I am sick of being sick. Don't worry this isn't going to be a whiny post, I promise!
I have been ill for 34 days now with no sign of let up. It stared as a sniffle and I just assumed I was going to get my yearly cold. I pretty much only get one cold a year. Usually lasts a week and I grumble the whole way through.l I hate having a cold and as far as I'm concerned I get man flu hehehe. But a week and several loo rolls later I was still sniffley and had lost my voice to boot. A week after that I had got my voice back but had a horrible cough. Now 34 days later I have coughed so hard I've hurt my ribs and we won't go into the grossness of the coughing.
In the end I went to the Drs and I am on antibiotics. I hate taking them but since I can't remember the last time I did I don't think there is any chance of me being resistant. I don't feel much better though. I am coughing less but I'm still in a buttload of pain.
I thought you said this wasn't going to be a whiny post, I hear you cry. I'm getting tot he point I promise.
This is the first time in years I have been this sick. Yet I haven't' had any time off work. I am still working 2 jobs, walking 14.4 miles a week and frantically making Christmas presents. Partly it's because we can't really afford for me to be sick. Partly it's because I am so grateful to be working again that I don't want to create a bad impression. Partly it's because I just don't want to give in to it and become whiny.

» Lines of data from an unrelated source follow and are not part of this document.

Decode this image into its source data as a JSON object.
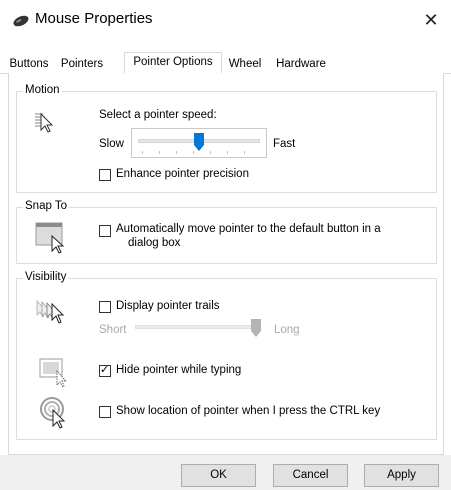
{
  "window": {
    "title": "Mouse Properties",
    "close_glyph": "✕",
    "icon": "mouse-icon"
  },
  "tabs": [
    {
      "label": "Buttons",
      "active": false
    },
    {
      "label": "Pointers",
      "active": false
    },
    {
      "label": "Pointer Options",
      "active": true
    },
    {
      "label": "Wheel",
      "active": false
    },
    {
      "label": "Hardware",
      "active": false
    }
  ],
  "motion": {
    "group_label": "Motion",
    "heading": "Select a pointer speed:",
    "slow_label": "Slow",
    "fast_label": "Fast",
    "speed_level": 0.5,
    "enhance_label": "Enhance pointer precision",
    "enhance_checked": false,
    "icon": "pointer-speed-icon"
  },
  "snap_to": {
    "group_label": "Snap To",
    "label_line1": "Automatically move pointer to the default button in a",
    "label_line2": "dialog box",
    "checked": false,
    "icon": "snap-to-icon"
  },
  "visibility": {
    "group_label": "Visibility",
    "trails_label": "Display pointer trails",
    "trails_checked": false,
    "short_label": "Short",
    "long_label": "Long",
    "trail_level": 1.0,
    "hide_label": "Hide pointer while typing",
    "hide_checked": true,
    "show_label": "Show location of pointer when I press the CTRL key",
    "show_checked": false,
    "check_glyph": "✓",
    "icons": [
      "pointer-trails-icon",
      "hide-pointer-icon",
      "show-location-icon"
    ]
  },
  "footer": {
    "ok_label": "OK",
    "cancel_label": "Cancel",
    "apply_label": "Apply"
  },
  "colors": {
    "accent": "#0078d7",
    "disabled_text": "#a9a9a9",
    "border": "#dcdcdc"
  }
}
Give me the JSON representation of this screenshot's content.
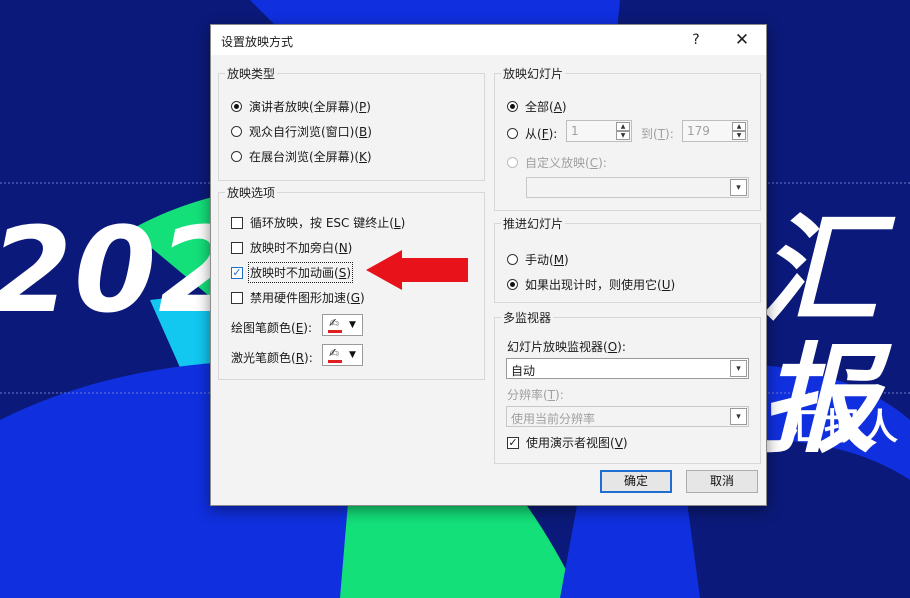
{
  "background": {
    "year_text": "202",
    "right_text": "汇报",
    "reporter_text": "汇报人"
  },
  "dialog": {
    "title": "设置放映方式",
    "help_label": "?",
    "close_label": "✕",
    "show_type": {
      "title": "放映类型",
      "options": [
        {
          "label": "演讲者放映(全屏幕)(",
          "key": "P",
          "selected": true
        },
        {
          "label": "观众自行浏览(窗口)(",
          "key": "B",
          "selected": false
        },
        {
          "label": "在展台浏览(全屏幕)(",
          "key": "K",
          "selected": false
        }
      ]
    },
    "show_options": {
      "title": "放映选项",
      "checkboxes": [
        {
          "label": "循环放映，按 ESC 键终止(",
          "key": "L",
          "checked": false
        },
        {
          "label": "放映时不加旁白(",
          "key": "N",
          "checked": false
        },
        {
          "label": "放映时不加动画(",
          "key": "S",
          "checked": true
        },
        {
          "label": "禁用硬件图形加速(",
          "key": "G",
          "checked": false
        }
      ],
      "pen_color_label": "绘图笔颜色(",
      "pen_color_key": "E",
      "laser_color_label": "激光笔颜色(",
      "laser_color_key": "R",
      "pen_color": "#e02020",
      "laser_color": "#e02020"
    },
    "show_slides": {
      "title": "放映幻灯片",
      "all_label": "全部(",
      "all_key": "A",
      "from_label": "从(",
      "from_key": "F",
      "from_value": "1",
      "to_label": "到(",
      "to_key": "T",
      "to_value": "179",
      "custom_label": "自定义放映(",
      "custom_key": "C"
    },
    "advance": {
      "title": "推进幻灯片",
      "manual_label": "手动(",
      "manual_key": "M",
      "timing_label": "如果出现计时，则使用它(",
      "timing_key": "U"
    },
    "monitors": {
      "title": "多监视器",
      "monitor_label": "幻灯片放映监视器(",
      "monitor_key": "O",
      "monitor_value": "自动",
      "resolution_label": "分辨率(",
      "resolution_key": "T",
      "resolution_value": "使用当前分辨率",
      "presenter_view_label": "使用演示者视图(",
      "presenter_view_key": "V",
      "presenter_view_checked": true
    },
    "ok_label": "确定",
    "cancel_label": "取消"
  },
  "colors": {
    "accent_blue": "#1f6fd1",
    "arrow_red": "#e8121a",
    "bg_navy": "#0b1a7a",
    "bg_blue": "#1030e0",
    "bg_green": "#14e07a"
  }
}
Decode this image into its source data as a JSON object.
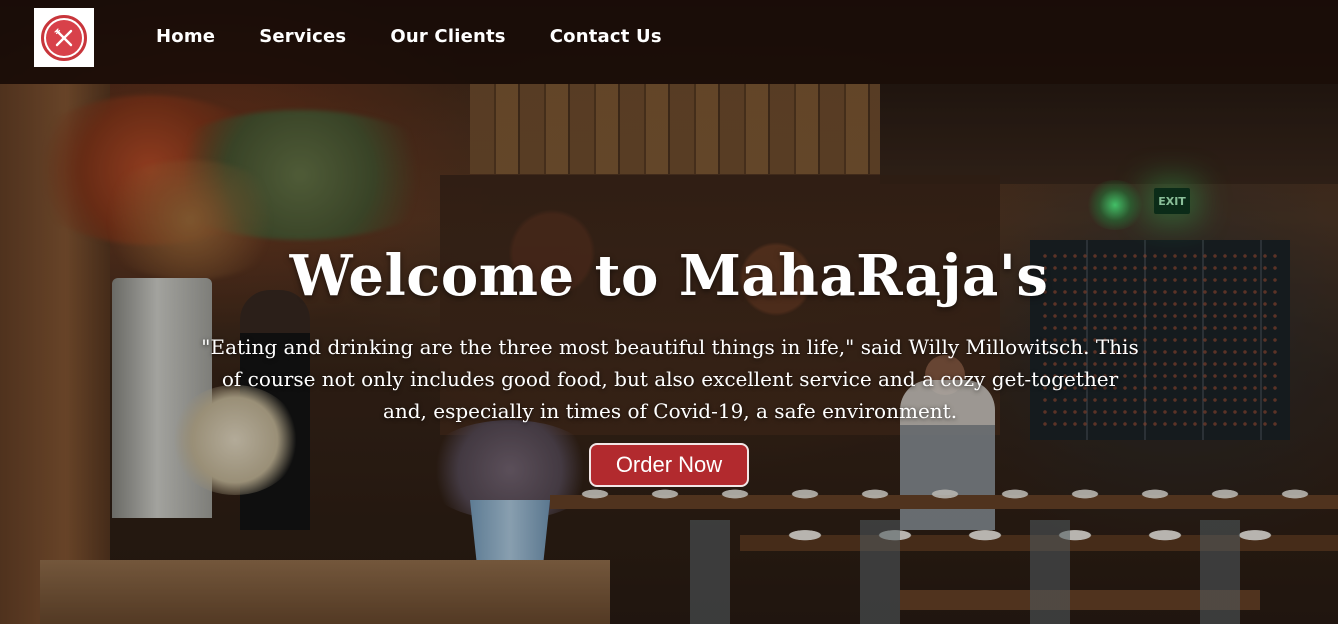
{
  "brand": {
    "logo_icon": "fork-and-knife-icon",
    "logo_color": "#c8353b"
  },
  "nav": {
    "items": [
      {
        "label": "Home"
      },
      {
        "label": "Services"
      },
      {
        "label": "Our Clients"
      },
      {
        "label": "Contact Us"
      }
    ]
  },
  "hero": {
    "title": "Welcome to MahaRaja's",
    "quote": "\"Eating and drinking are the three most beautiful things in life,\" said Willy Millowitsch. This of course not only includes good food, but also excellent service and a cozy get-together and, especially in times of Covid-19, a safe environment.",
    "button_label": "Order Now",
    "button_color": "#b22a2e",
    "exit_sign": "EXIT"
  }
}
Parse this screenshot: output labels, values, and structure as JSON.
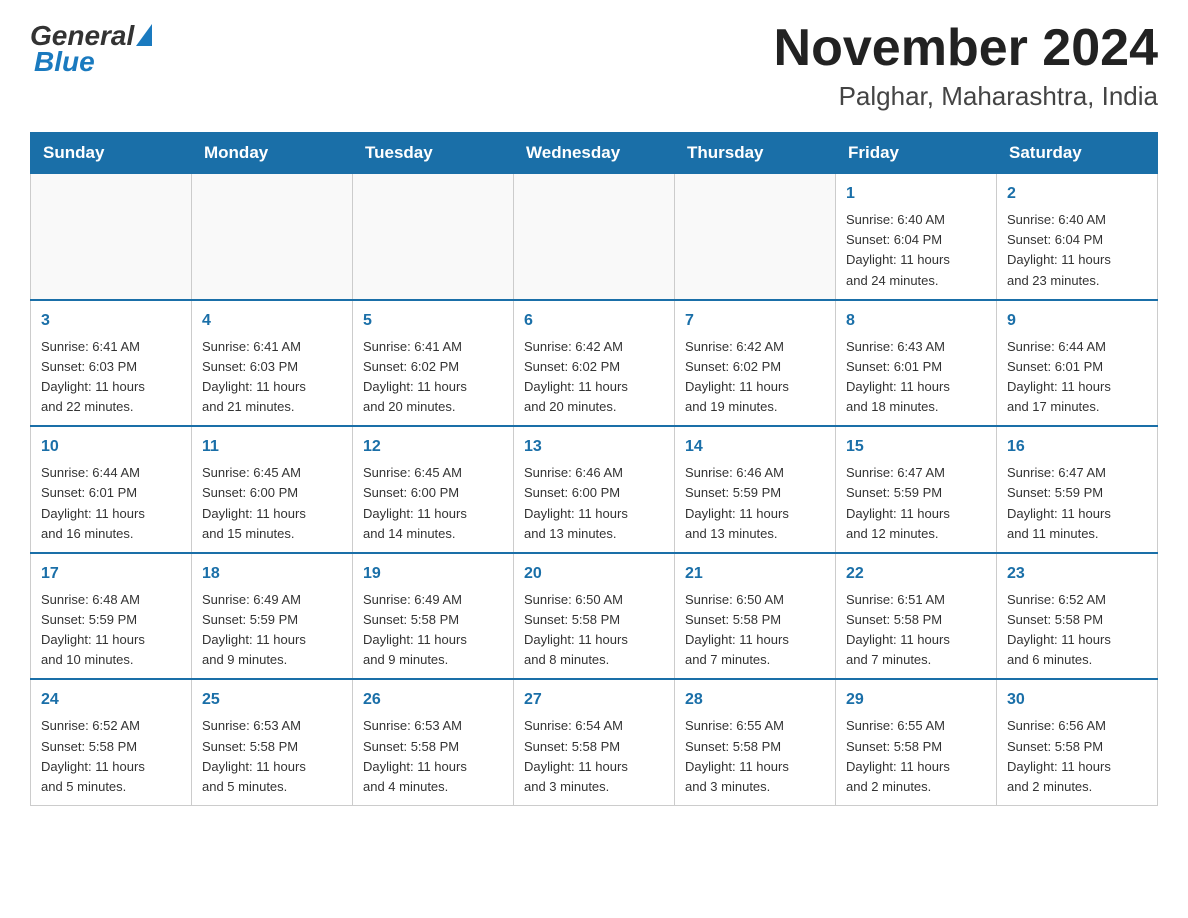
{
  "header": {
    "logo_general": "General",
    "logo_blue": "Blue",
    "title": "November 2024",
    "subtitle": "Palghar, Maharashtra, India"
  },
  "weekdays": [
    "Sunday",
    "Monday",
    "Tuesday",
    "Wednesday",
    "Thursday",
    "Friday",
    "Saturday"
  ],
  "weeks": [
    [
      {
        "day": "",
        "info": ""
      },
      {
        "day": "",
        "info": ""
      },
      {
        "day": "",
        "info": ""
      },
      {
        "day": "",
        "info": ""
      },
      {
        "day": "",
        "info": ""
      },
      {
        "day": "1",
        "info": "Sunrise: 6:40 AM\nSunset: 6:04 PM\nDaylight: 11 hours\nand 24 minutes."
      },
      {
        "day": "2",
        "info": "Sunrise: 6:40 AM\nSunset: 6:04 PM\nDaylight: 11 hours\nand 23 minutes."
      }
    ],
    [
      {
        "day": "3",
        "info": "Sunrise: 6:41 AM\nSunset: 6:03 PM\nDaylight: 11 hours\nand 22 minutes."
      },
      {
        "day": "4",
        "info": "Sunrise: 6:41 AM\nSunset: 6:03 PM\nDaylight: 11 hours\nand 21 minutes."
      },
      {
        "day": "5",
        "info": "Sunrise: 6:41 AM\nSunset: 6:02 PM\nDaylight: 11 hours\nand 20 minutes."
      },
      {
        "day": "6",
        "info": "Sunrise: 6:42 AM\nSunset: 6:02 PM\nDaylight: 11 hours\nand 20 minutes."
      },
      {
        "day": "7",
        "info": "Sunrise: 6:42 AM\nSunset: 6:02 PM\nDaylight: 11 hours\nand 19 minutes."
      },
      {
        "day": "8",
        "info": "Sunrise: 6:43 AM\nSunset: 6:01 PM\nDaylight: 11 hours\nand 18 minutes."
      },
      {
        "day": "9",
        "info": "Sunrise: 6:44 AM\nSunset: 6:01 PM\nDaylight: 11 hours\nand 17 minutes."
      }
    ],
    [
      {
        "day": "10",
        "info": "Sunrise: 6:44 AM\nSunset: 6:01 PM\nDaylight: 11 hours\nand 16 minutes."
      },
      {
        "day": "11",
        "info": "Sunrise: 6:45 AM\nSunset: 6:00 PM\nDaylight: 11 hours\nand 15 minutes."
      },
      {
        "day": "12",
        "info": "Sunrise: 6:45 AM\nSunset: 6:00 PM\nDaylight: 11 hours\nand 14 minutes."
      },
      {
        "day": "13",
        "info": "Sunrise: 6:46 AM\nSunset: 6:00 PM\nDaylight: 11 hours\nand 13 minutes."
      },
      {
        "day": "14",
        "info": "Sunrise: 6:46 AM\nSunset: 5:59 PM\nDaylight: 11 hours\nand 13 minutes."
      },
      {
        "day": "15",
        "info": "Sunrise: 6:47 AM\nSunset: 5:59 PM\nDaylight: 11 hours\nand 12 minutes."
      },
      {
        "day": "16",
        "info": "Sunrise: 6:47 AM\nSunset: 5:59 PM\nDaylight: 11 hours\nand 11 minutes."
      }
    ],
    [
      {
        "day": "17",
        "info": "Sunrise: 6:48 AM\nSunset: 5:59 PM\nDaylight: 11 hours\nand 10 minutes."
      },
      {
        "day": "18",
        "info": "Sunrise: 6:49 AM\nSunset: 5:59 PM\nDaylight: 11 hours\nand 9 minutes."
      },
      {
        "day": "19",
        "info": "Sunrise: 6:49 AM\nSunset: 5:58 PM\nDaylight: 11 hours\nand 9 minutes."
      },
      {
        "day": "20",
        "info": "Sunrise: 6:50 AM\nSunset: 5:58 PM\nDaylight: 11 hours\nand 8 minutes."
      },
      {
        "day": "21",
        "info": "Sunrise: 6:50 AM\nSunset: 5:58 PM\nDaylight: 11 hours\nand 7 minutes."
      },
      {
        "day": "22",
        "info": "Sunrise: 6:51 AM\nSunset: 5:58 PM\nDaylight: 11 hours\nand 7 minutes."
      },
      {
        "day": "23",
        "info": "Sunrise: 6:52 AM\nSunset: 5:58 PM\nDaylight: 11 hours\nand 6 minutes."
      }
    ],
    [
      {
        "day": "24",
        "info": "Sunrise: 6:52 AM\nSunset: 5:58 PM\nDaylight: 11 hours\nand 5 minutes."
      },
      {
        "day": "25",
        "info": "Sunrise: 6:53 AM\nSunset: 5:58 PM\nDaylight: 11 hours\nand 5 minutes."
      },
      {
        "day": "26",
        "info": "Sunrise: 6:53 AM\nSunset: 5:58 PM\nDaylight: 11 hours\nand 4 minutes."
      },
      {
        "day": "27",
        "info": "Sunrise: 6:54 AM\nSunset: 5:58 PM\nDaylight: 11 hours\nand 3 minutes."
      },
      {
        "day": "28",
        "info": "Sunrise: 6:55 AM\nSunset: 5:58 PM\nDaylight: 11 hours\nand 3 minutes."
      },
      {
        "day": "29",
        "info": "Sunrise: 6:55 AM\nSunset: 5:58 PM\nDaylight: 11 hours\nand 2 minutes."
      },
      {
        "day": "30",
        "info": "Sunrise: 6:56 AM\nSunset: 5:58 PM\nDaylight: 11 hours\nand 2 minutes."
      }
    ]
  ]
}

I am tired. So very tired. I hurt. But I am grateful that I don't get sick often and know that this isn't really that serious. It could be so much worse and so I refuse to feel sorry for myself. I struggle to sit up in a morning rather than asking for help because I don't want to give in. I keep smiling and saying it's not that bad because I really don't have anything to complain about in the grand scheme of things.